Plan hash value: 1601196873

--------------------------------------------------------------------------
| Id  | Operation         | Name | Rows  | Bytes | Cost (%CPU)| Time     |
--------------------------------------------------------------------------
|   0 | SELECT STATEMENT  |      |    10M|   123M| 22033   (1)| 00:04:25 |
|   1 |  TABLE ACCESS FULL| T    |    10M|   123M| 22033   (1)| 00:04:25 |
--------------------------------------------------------------------------

So I created a simple table with 3 columns: X, Y and Z, created an index on X, and then made a query to select just X from the table. I didn’t bother to create any test data, but I used dbms_stats.set_table_stats to appear the table big (10M rows packed into 100k blocks). Since an index “is just a skinnier version of the table” as T. Kyte puts it, my query can be satisfied by just using the index. Still, I get a full table scan, even though my manipulations with stats have made it very expensive (unlike INDEX FAST FULL scan, as we will see soon).

The reason for that is very simple: single-column B-tree indexes don’t cannot contain NULL values, so if X contained NULLs, then an INDEX FAST FULL SCAN would have produced wrong results. Let’s check this:


explain plan for select x from t where x is not null;

select * from table(dbms_xplan.display);

Plan hash value: 3417665161

-----------------------------------------------------------------------------
| Id  | Operation            | Name | Rows  | Bytes | Cost (%CPU)| Time     |
-----------------------------------------------------------------------------
|   0 | SELECT STATEMENT     |      |   500K|  6347K|     7   (0)| 00:00:01 |
|*  1 |  INDEX FAST FULL SCAN| I$T  |   500K|  6347K|     7   (0)| 00:00:01 |
-----------------------------------------------------------------------------

Predicate Information (identified by operation id):
---------------------------------------------------

   1 - filter("X" IS NOT NULL)

As we can see, as soon as Oracle finds that replacing table with index won’t result in data loss, it has no difficulty finding the right access path (which as I already said earlier is indeed much cheaper compared to te FULL TABLE SCAN). Now let’s try to find a way to tell Oracle that it’s safe to do such a substitution by using a constraint:

ALTER TABLE T MODIFY X CONSTRAINT NN$T NOT NULL;

explain plan for select x from t;

select * from table(dbms_xplan.display);

Plan hash value: 3417665161

-----------------------------------------------------------------------------
| Id  | Operation            | Name | Rows  | Bytes | Cost (%CPU)| Time     |
-----------------------------------------------------------------------------
|   0 | SELECT STATEMENT     |      |    10M|   123M|     7   (0)| 00:00:01 |
|   1 |  INDEX FAST FULL SCAN| I$T  |    10M|   123M|     7   (0)| 00:00:01 |
-----------------------------------------------------------------------------

As we can see, it works perfectly. A word of caution: a check constraint with the same meaning won’t work here, which is yet another reason to implement NOT NULL constraints the way they were designed, not via check constraints.

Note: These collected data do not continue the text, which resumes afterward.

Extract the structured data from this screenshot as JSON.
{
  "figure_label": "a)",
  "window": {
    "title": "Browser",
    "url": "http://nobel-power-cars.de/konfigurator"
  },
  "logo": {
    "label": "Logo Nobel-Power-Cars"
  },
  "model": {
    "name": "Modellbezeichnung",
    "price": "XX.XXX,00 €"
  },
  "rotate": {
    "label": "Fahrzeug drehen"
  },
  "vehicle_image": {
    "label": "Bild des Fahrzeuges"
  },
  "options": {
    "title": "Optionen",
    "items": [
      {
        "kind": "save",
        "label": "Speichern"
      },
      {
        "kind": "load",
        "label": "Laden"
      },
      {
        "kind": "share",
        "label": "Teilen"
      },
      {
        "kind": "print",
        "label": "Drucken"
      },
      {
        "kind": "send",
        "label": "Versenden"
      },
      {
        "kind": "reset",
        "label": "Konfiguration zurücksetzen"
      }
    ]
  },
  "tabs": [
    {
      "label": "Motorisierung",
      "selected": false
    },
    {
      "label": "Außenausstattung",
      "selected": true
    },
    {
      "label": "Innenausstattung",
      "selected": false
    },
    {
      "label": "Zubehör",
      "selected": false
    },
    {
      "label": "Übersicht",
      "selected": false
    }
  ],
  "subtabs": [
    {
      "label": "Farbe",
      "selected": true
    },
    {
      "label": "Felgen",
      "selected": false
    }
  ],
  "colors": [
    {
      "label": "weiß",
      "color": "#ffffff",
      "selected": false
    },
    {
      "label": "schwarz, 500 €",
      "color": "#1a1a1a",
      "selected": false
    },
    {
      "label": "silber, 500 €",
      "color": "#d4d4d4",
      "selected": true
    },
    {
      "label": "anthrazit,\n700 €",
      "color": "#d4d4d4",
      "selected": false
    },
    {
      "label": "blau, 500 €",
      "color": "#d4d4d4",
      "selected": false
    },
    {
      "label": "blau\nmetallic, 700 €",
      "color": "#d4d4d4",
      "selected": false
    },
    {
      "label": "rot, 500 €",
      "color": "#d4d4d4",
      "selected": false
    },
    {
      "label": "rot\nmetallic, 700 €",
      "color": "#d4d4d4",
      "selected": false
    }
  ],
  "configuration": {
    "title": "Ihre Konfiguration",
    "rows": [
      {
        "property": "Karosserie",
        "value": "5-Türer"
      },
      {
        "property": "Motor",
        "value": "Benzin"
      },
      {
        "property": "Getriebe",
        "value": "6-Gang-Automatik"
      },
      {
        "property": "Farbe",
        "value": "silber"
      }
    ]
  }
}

It is noteworthy that if you add WHERE x=x to the query, we also get the plan with INDEX FAST FULL SCAN, i.e. optimizer is smart enough to figure out that x=x is equivalent to x is not null (since NULL=NULL evaluates to NULL, not true). In a similar way, the optimizer is able to make use of join predicates.

create table t2(w number);

exec dbms_stats.set_table_stats(user, 'T2', numblks=>1e5, numrows=>1e7);

explain plan for
select t.x
from t, t2
where t.x = t2.w;

select * from table(dbms_xplan.display);

Plan hash value: 859427532

--------------------------------------------------------------------------------------
| Id  | Operation             | Name | Rows  | Bytes |TempSpc| Cost (%CPU)| Time     |
--------------------------------------------------------------------------------------
|   0 | SELECT STATEMENT      |      |    10M|   247M|       | 45934   (1)| 00:09:12 |
|*  1 |  HASH JOIN            |      |    10M|   247M|   238M| 45934   (1)| 00:09:12 |
|   2 |   INDEX FAST FULL SCAN| I$T  |    10M|   123M|       |     7   (0)| 00:00:01 |
|   3 |   TABLE ACCESS FULL   | T2   |    10M|   123M|       | 22033   (1)| 00:04:25 |
--------------------------------------------------------------------------------------

Predicate Information (identified by operation id):
---------------------------------------------------

   1 - access("T"."X"="T2"."W")

Things get more interesting when we turn to outer views. In principle, if the table that needs to be accessed via an index fast full scan is on the optional side (the one marked with “(+)”) of the join, then this optimization is still possible (and it makes sense: if the table is on the optional side of an outer join, then its columns will be in the output only if the join condition is evaluated to true, i.e. NULLs in the join key don’t matter in this case). However, things can easily get too complicated for the optimizer, resulting in a full table scan. This is especially likely in case of ANSI join syntax, queries using WITH clause, rownum filtering etc. So it’s much more reliable to ensure the correct plan by using a NOT NULL constraint, rather than leaving it up to the optimizer.

So to sum up:

1) Constraints often help optimizer find a better plan

2) Non-nullable constraint should be implemented as NOT NULL, not as a check constraint (countrary to what many people believe, NOT NULL constraints can have names, so there is no reason to use check constraints for this)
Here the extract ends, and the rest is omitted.